8.1. Not enough processing power

Situation: A lot of experiments are performed at the same time, and jobs are frequently put in a waiting queue while all the processing nodes are used.

Consequence: The delay between the scheduling of an experiment by a user and the availability of the results is too long.

Actions: Add more processing nodes (dedicated computers), and tell the Scheduler about them (i.e. how to establish a connection to them).

8.2. Not enough room in the Data Cache

Situation: A lot of different experiments are performed, and data is frequently removed from the Cache to make room for another experiment’s data, only to be regenerated a short while later due to an experiment similar to the one that generated it in the first place.

Consequence: The delay between the scheduling of an experiment by a user and the availability of the results is too long.

Actions: Increase the size of the Data Cache, so more data can be keep more longer

8.3. The Web Server can’t process all the requests fast enough

Situation: A lot of users are using the website at the same time, flooding the Web Server with too many requests.

Consequence: The website is slow, feels not responsive enough and the users receive timeouts notifications.

Actions: Several different solutions (of increasing complexity) can be implemented:

  • Add a web server dedicated to static data (images, CSS, Javascript libraries). This will remove a fair chunk of the traffic from the main web server, but might not suffice if the problem is mainly caused by requests for dynamic data that takes time to be generated.

  • Add a caching mechanism to the website (for example: a memcached server, see http://memcached.org/) so the frequent requests aren’t reprocessed (database queries, template rendering, business logic) every time if it is not necessary.

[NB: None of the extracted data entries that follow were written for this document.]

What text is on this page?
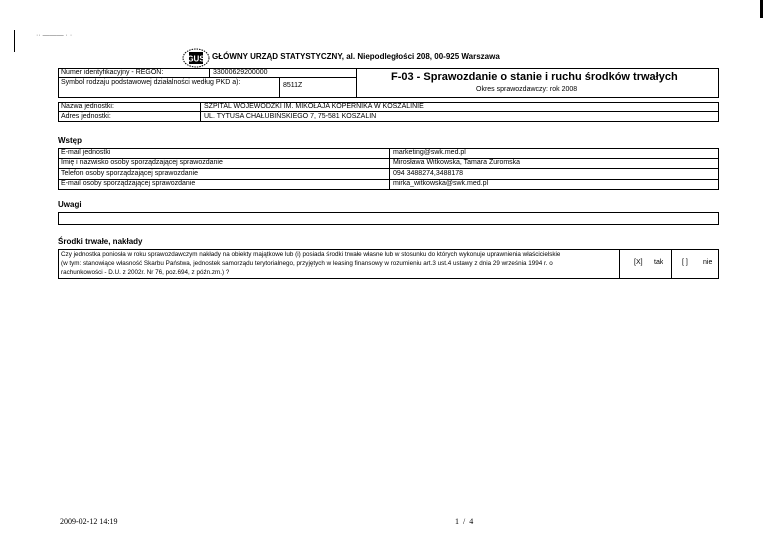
·· ——— · ·
GUS GŁÓWNY URZĄD STATYSTYCZNY, al. Niepodległości 208, 00-925 Warszawa
Numer identyfikacyjny - REGON:	33000629200000
Symbol rodzaju podstawowej działalności według PKD a):	8511Z
F-03 - Sprawozdanie o stanie i ruchu środków trwałych
Okres sprawozdawczy: rok 2008
Nazwa jednostki:	SZPITAL WOJEWÓDZKI IM. MIKOŁAJA KOPERNIKA W KOSZALINIE
Adres jednostki:	UL. TYTUSA CHAŁUBIŃSKIEGO 7, 75-581 KOSZALIN
Wstęp
E-mail jednostki	marketing@swk.med.pl
Imię i nazwisko osoby sporządzającej sprawozdanie	Mirosława Witkowska, Tamara Żuromska
Telefon osoby sporządzającej sprawozdanie	094 3488274,3488178
E-mail osoby sporządzającej sprawozdanie	mirka_witkowska@swk.med.pl
Uwagi
Środki trwałe, nakłady
Czy jednostka poniosła w roku sprawozdawczym nakłady na obiekty majątkowe lub (i) posiada środki trwałe własne lub w stosunku do których wykonuje uprawnienia właścicielskie
(w tym: stanowiące własność Skarbu Państwa, jednostek samorządu terytorialnego, przyjętych w leasing finansowy w rozumieniu art.3 ust.4 ustawy z dnia 29 września 1994 r. o
rachunkowości - D.U. z 2002r. Nr 76, poz.694, z późn.zm.) ?
[X] tak	[ ] nie
2009-02-12 14:19	1  /  4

  • Add a load-balancing “Round Robin DNS” mechanism (setting up multiple DNS records for the same hosting domain, each pointing to a different web server). Very simple to set up, mostly does not require any special server setup at all. But there’s no nice way to “switch” users down to another server if one server is overloaded or down, and making changes to the DNS can take days to propagate across DNS caches.

  • Use a front-end server or dedicated hardware device to do the load-balancing over multiple web servers. Most load balancer solutions include tools for monitoring server load and appropriately sending requests to the least-busy servers, and performing proper failover. But the set-up is tricky, and load-balancer hardware is often expensive.

8.4. The Database Server can’t process all the requests fast enough

Situation: Too much requests are sent to the Database Server by the website.

Consequence: The website is slow and feels not responsive enough.

Actions: Several different solutions (of increasing complexity) can be implemented:

  • Add a caching mechanism to the website (for example: a memcached server, see http://memcached.org/) so the frequent requests aren’t reprocessed (database queries, template rendering, business logic) every time if it is not necessary.

  • Use database replication: one Database Server acts as the master, others as slaves. Write operations are performed on the master, read operations are spread across the slaves. Requires some coding to adapt the system to the specific installation (for example, to handle the delays between the writing of some data on the master and its copy on all the slaves).

  • Use database sharing: each host keeps a separate, unique chunk of each database table. The website use a deterministic function decides where any given record should reside, so the load distribution is effectively stateless and can scale up to huge numbers of database servers. Requires some code changes.